I woke up just a couple hours before my alarm this morning. I love when that happens, it feels like a present. Extra time to do what I want to fill in the gap. When I opened my eyes, my first thought was to see if I could find my old friends sister on Facebook messenger. We were never friends, but he never responded to my messages last week. To talk to her, try to get my Grandma’s jewelry back. I can’t explain why it feels vitally important.
So I found her on Facebook, I knew enough to know that she split up her first name into two. She wasn’t using her last name there. Obviously trying to not be found but failing if I’m staring at her picture. “There she is”, I thought. I feel like a stalker even though I’ve kept to myself for the better part of two years. The only place I post is here, and I do that anonymously. No one knows what I’m doing nor do they care, and vice versa quite frankly. I have a lot of work to do over here. But still, it’s taken a lot of work to get me here. The courage to be vulnerable. Something I’ve always feared.
I put my phone down and I was already wide awake. I still have two hours to go before I have to start my day. I was about to get out of my bed, brew the coffee, but I hesitate, “Why am I forcing myself to go on with these torturous thoughts by delaying sending this message?” I know what I want to say, I’ve already written it in my head. She was always so sweet, the reasonable one in the family. I picked my phone back up and started writing. I first wanted her to know that I’m aware I had a mental breakdown. I let her know and gave her a slight insight into what I had been dealing with to get me there. I told her I’d offer her money to put in the kids college funds, whatever she thought was fair. I just want my Grandma’s jewelry back, and it took me two years to move past the shame to be able to ask.
I sent the message without re-reading it so I didn’t lose my nerve. I got up, started my morning early. Started contemplating of course. There was a lot of anger and resentment that I held onto towards my old friend that I’ve been trying to move past recently. I felt he took advantage of me. He was the one who supplied me Adderall. He was a bad influence on me. The truth is he’s a bad influence on himself. He used to steal from stores and come back to the house. He would pick me up something in the process. An oxymoron really, a thoughtful thief. It made me so uncomfortable to have him in the house, yet he was someone I knew since I was 5. Another time where I thought, “He does these things, but he’ll never do that to me.” But of course he would take advantage of my kindness, of course he wouldn’t pay rent when I asked him. When I was in the hospital my one friend thats stuck by my side got him to get out. He said, “You know I could stay there if I wanted to.” And you know what’s scary, he could’ve. I didn’t realize it but he could’ve made my life an even bigger hell and he knew it. Maybe some part of him justifies the bad things he does by knowing he could choose to do worse.
It was very volatile when he first moved out because of that. I didn’t trust that he wouldn’t touch my things. I had to have my friend there for support so he could finally get the rest of his stuff he kept in my basement. Months passed and thats when he reached out. I wanted to die, he was just ready to cash in on his storage locker. Can I blame him for living this way? Do I really expect someone who’s couch surfing to have the capability to care for me differently? Perhaps, this is the impossible love I always craved.
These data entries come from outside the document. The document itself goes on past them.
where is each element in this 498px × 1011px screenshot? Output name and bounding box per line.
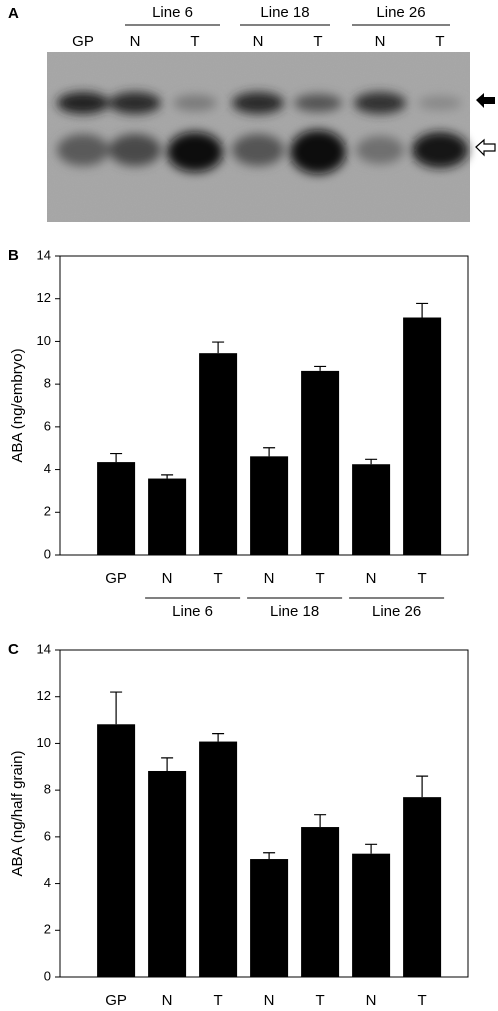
y-tick-label: 6 bbox=[44, 418, 51, 433]
x-tick-label: N bbox=[162, 570, 173, 587]
group-label: Line 18 bbox=[270, 603, 319, 620]
group-label: Line 6 bbox=[152, 4, 193, 21]
x-tick-label: N bbox=[162, 992, 173, 1009]
group-label: Line 26 bbox=[372, 603, 421, 620]
lane-label: T bbox=[435, 33, 444, 50]
group-label: Line 18 bbox=[260, 4, 309, 21]
y-tick-label: 4 bbox=[44, 875, 51, 890]
x-tick-label: T bbox=[316, 570, 325, 587]
bar bbox=[148, 770, 187, 977]
gel-panel: A bbox=[8, 5, 496, 222]
error-bar bbox=[314, 814, 327, 828]
bar bbox=[301, 827, 340, 977]
error-bar bbox=[212, 733, 225, 742]
x-tick-label: GP bbox=[105, 570, 127, 587]
bar bbox=[250, 456, 289, 555]
lane-label: T bbox=[190, 33, 199, 50]
error-bar bbox=[365, 843, 378, 854]
x-tick-label: GP bbox=[105, 992, 127, 1009]
error-bar bbox=[161, 757, 174, 771]
y-tick-label: 10 bbox=[37, 333, 51, 348]
y-tick-label: 0 bbox=[44, 968, 51, 983]
lane-label: N bbox=[253, 33, 264, 50]
error-bar bbox=[110, 452, 123, 463]
x-tick-label: T bbox=[214, 570, 223, 587]
x-tick-label: T bbox=[214, 992, 223, 1009]
arrow-filled bbox=[476, 93, 495, 108]
gel-labels: GP N T N T N T Line 6 Line 18 Line 26 bbox=[72, 4, 450, 50]
error-bar bbox=[161, 474, 174, 479]
x-tick-label: T bbox=[418, 570, 427, 587]
y-axis-label: ABA (ng/embryo) bbox=[9, 348, 26, 462]
bar bbox=[148, 478, 187, 555]
y-tick-label: 2 bbox=[44, 922, 51, 937]
bar bbox=[199, 741, 238, 977]
gel-bands bbox=[57, 92, 468, 174]
panel-label: A bbox=[8, 5, 19, 22]
arrow-open bbox=[475, 138, 496, 157]
y-tick-label: 12 bbox=[37, 290, 51, 305]
y-tick-label: 0 bbox=[44, 546, 51, 561]
bar bbox=[301, 370, 340, 555]
bar bbox=[97, 462, 136, 555]
y-tick-label: 12 bbox=[37, 688, 51, 703]
x-tick-label: N bbox=[366, 570, 377, 587]
panel-label: C bbox=[8, 641, 19, 658]
y-tick-label: 6 bbox=[44, 828, 51, 843]
y-tick-label: 4 bbox=[44, 461, 51, 476]
error-bar bbox=[365, 458, 378, 465]
bar bbox=[352, 853, 391, 977]
x-tick-label: T bbox=[418, 992, 427, 1009]
y-tick-label: 8 bbox=[44, 782, 51, 797]
y-tick-label: 10 bbox=[37, 735, 51, 750]
y-tick-label: 8 bbox=[44, 376, 51, 391]
x-tick-label: N bbox=[366, 992, 377, 1009]
panel-label: B bbox=[8, 247, 19, 264]
bar bbox=[199, 353, 238, 555]
lane-label: T bbox=[313, 33, 322, 50]
y-tick-label: 14 bbox=[37, 641, 51, 656]
x-tick-label: N bbox=[264, 570, 275, 587]
bar bbox=[403, 317, 442, 555]
error-bar bbox=[110, 691, 123, 725]
y-tick-label: 14 bbox=[37, 247, 51, 262]
error-bar bbox=[263, 852, 276, 860]
y-axis-label: ABA (ng/half grain) bbox=[9, 751, 26, 877]
y-tick-label: 2 bbox=[44, 504, 51, 519]
error-bar bbox=[416, 775, 429, 798]
error-bar bbox=[263, 447, 276, 457]
error-bar bbox=[416, 302, 429, 318]
error-bar bbox=[212, 341, 225, 354]
group-label: Line 26 bbox=[376, 4, 425, 21]
x-tick-label: T bbox=[316, 992, 325, 1009]
bar bbox=[352, 464, 391, 555]
bar bbox=[250, 859, 289, 977]
error-bar bbox=[314, 365, 327, 371]
group-label: Line 6 bbox=[172, 603, 213, 620]
bar bbox=[97, 724, 136, 977]
lane-label: N bbox=[375, 33, 386, 50]
bar bbox=[403, 797, 442, 977]
lane-label: GP bbox=[72, 33, 94, 50]
x-tick-label: N bbox=[264, 992, 275, 1009]
lane-label: N bbox=[130, 33, 141, 50]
Its always bothered me that I gave away that jewelry. Once I got my mind back of course. At the time that I gave it away I suppose I thought giving it away would bring me unconditional love in return. My mind was a mess. After the hospital, I wrote a poem about how betrayed I felt by him. “Brutus” it was called. It even spoke about my Grandma’s jewelry. I guess the harsh truth is the anger and resentment I’ve held towards him for the past two years is really anger and resentment towards myself for allowing all of this. For being taken advantage of. For giving away something so valuable. What is wrong with me that I could do that? Sadly, that’s how badly I wanted to be loved.
I’m starting to see that the point of me reaching out is not even necessarily to get these items back in my possession. That would be a great victory. But as they say, the journey is the reward. The lesson. I’m starting to be able to accept people for who they are and what they are capable of. I would never expect more of them now. I used to live in a fairy tale. What I will do from now on is hold myself accountable. Realize that the negative feelings that I have for someone else are probably feelings that I have for myself inside. It’s funny, because after all this time spent healing you would think it would be easy to identify and spot. It would be like an assembly line, it would work smoothly and seamlessly. Efficient in its resolution. But that’s not life. Sometimes it takes weeks to build. You have to learn to not turn away from it. You have to get curious and ask questions. You have to evaluate how you feel after you do something. It can be exhausting. I’m starting to think that if you do all of those things the lessons will always become clear. Sometimes it takes weeks. Sometimes months. Sometimes years. I think over time you get better at it. If you’re listening that is.
The longer you ignore your intuition, the longer you sit at the starting line. My hope is that my gut is telling me to send these messages for a reason. It could be for me to finally have a resolution. It could be for something I don’t know yet. But all I know is that it’s on my mind and I could no longer ignore it. I have to have the courage to say the things that have been left unsaid even if my words are met with silence.